The launch is supported by new research and a whitepaper from Good Food on ‘How the UK Really Eats’. The study exposes a lack of trust and clarity, particularly among young people, about how to eat healthily, added the publisher. Commissioned by YouGov, with over 2,100 respondents, the study reveals 26% of UK adults believe nutritional advice is often confusing or overwhelming. Crucially, one in five (21%) do not know which sources to trust, with nearly a quarter (24%) stating they would welcome clearer, more straightforward guidance.

This confusion is leading young adults to unverified sources, making them vulnerable to misinformation, the publisher continued. For the 18-24 age group, social media (31%) is their top source for nutritional information, trumping the NHS or Government websites (27%) and well ahead of those who turn to doctors and health professionals (17%) or traditional food media (17%). This is despite just 2% of AI analysed nutrition video content on TikTok proving to be accurate according to research from DCU Business School. 

This is something the brand says it is aiming to challenge with accessible science-backed content. Since soft-launching in September, Good Health social channels have already gained an impressive 9.8m impressions, 4.3m video views and 480k engagements, as well as 8.26k followers.

Natalie Hardwick, Good Food’s head of multiplatform operations, says: “Our audiences prioritise health and with the launch of Good Health we guarantee hype-free, myth-busting content brought by doctors, nutritionists, dieticians and specialists, giving on topic advice that our fast-growing community can live by. The Good Health team takes a deep dive into the latest research, trending social topics and viral recipes, allowing us to act quickly to produce content that’s truly zeitgeist but most importantly – accurate, relatable and no-nonsense.”
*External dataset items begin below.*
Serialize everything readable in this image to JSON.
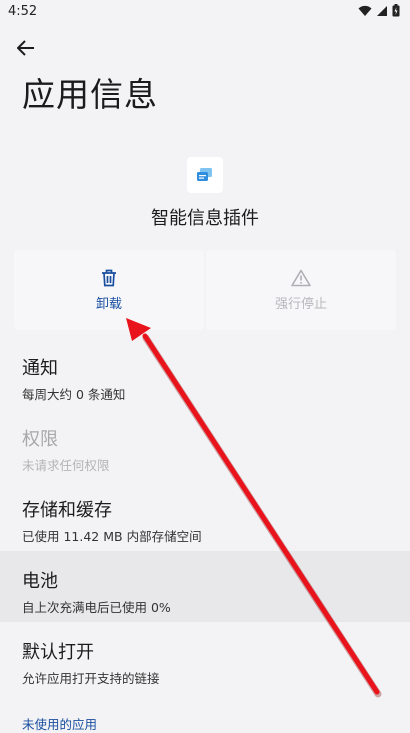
{
  "status": {
    "time": "4:52"
  },
  "header": {
    "title": "应用信息"
  },
  "app": {
    "name": "智能信息插件",
    "icon": "chat-bubbles-icon"
  },
  "actions": {
    "uninstall": {
      "label": "卸载",
      "icon": "trash-icon"
    },
    "force_stop": {
      "label": "强行停止",
      "icon": "warning-icon"
    }
  },
  "settings": {
    "items": [
      {
        "title": "通知",
        "subtitle": "每周大约 0 条通知"
      },
      {
        "title": "权限",
        "subtitle": "未请求任何权限"
      },
      {
        "title": "存储和缓存",
        "subtitle": "已使用 11.42 MB 内部存储空间"
      },
      {
        "title": "电池",
        "subtitle": "自上次充满电后已使用 0%"
      },
      {
        "title": "默认打开",
        "subtitle": "允许应用打开支持的链接"
      }
    ]
  },
  "section": {
    "unused_apps": "未使用的应用"
  },
  "colors": {
    "accent": "#1a4fa0",
    "annotation_arrow": "#e8131b"
  }
}
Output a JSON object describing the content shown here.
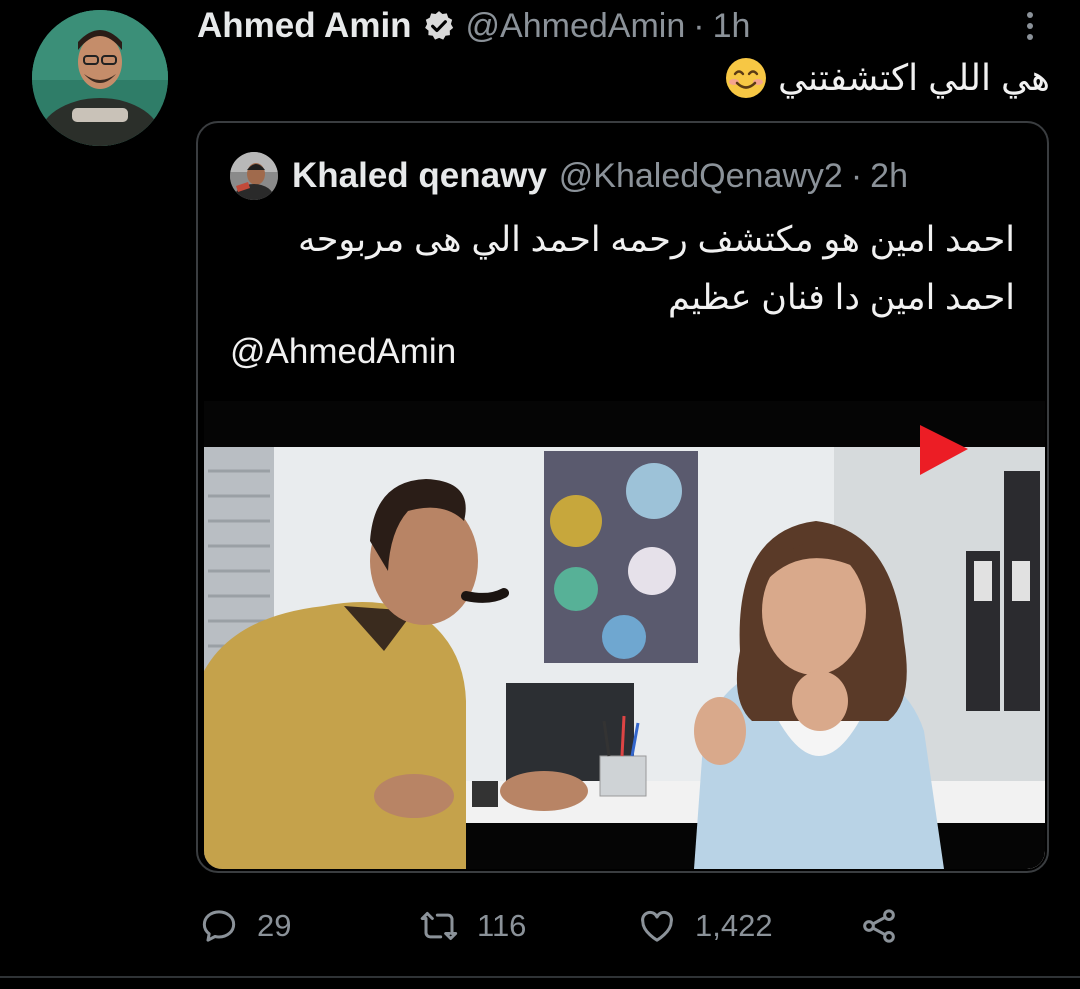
{
  "author": {
    "name": "Ahmed Amin",
    "handle": "@AhmedAmin",
    "time": "1h",
    "verified": true,
    "avatar_icon": "avatar-photo"
  },
  "tweet_text": "هي اللي اكتشفتني",
  "emoji": "smiling-face-icon",
  "quoted": {
    "name": "Khaled qenawy",
    "handle": "@KhaledQenawy2",
    "time": "2h",
    "lines": [
      "احمد امين هو مكتشف رحمه احمد الي هى مربوحه",
      "احمد امين دا فنان عظيم"
    ],
    "mention": "@AhmedAmin"
  },
  "actions": {
    "replies": "29",
    "retweets": "116",
    "likes": "1,422"
  },
  "separator": "·",
  "colors": {
    "background": "#000000",
    "text": "#e7e9ea",
    "muted": "#8b9299",
    "border": "#3a3d40"
  }
}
Emma Hartfield, Good Food’s health editor, says: “Good Health is a hugely exciting project, taking health content from Good Food and transforming it into a fast-moving social-first brand to reach a whole new audience. Sticking to our ethos of expert-created, research-backed content, we’re proud to be a brand that our followers know they can trust in the Wild West of online health advice.”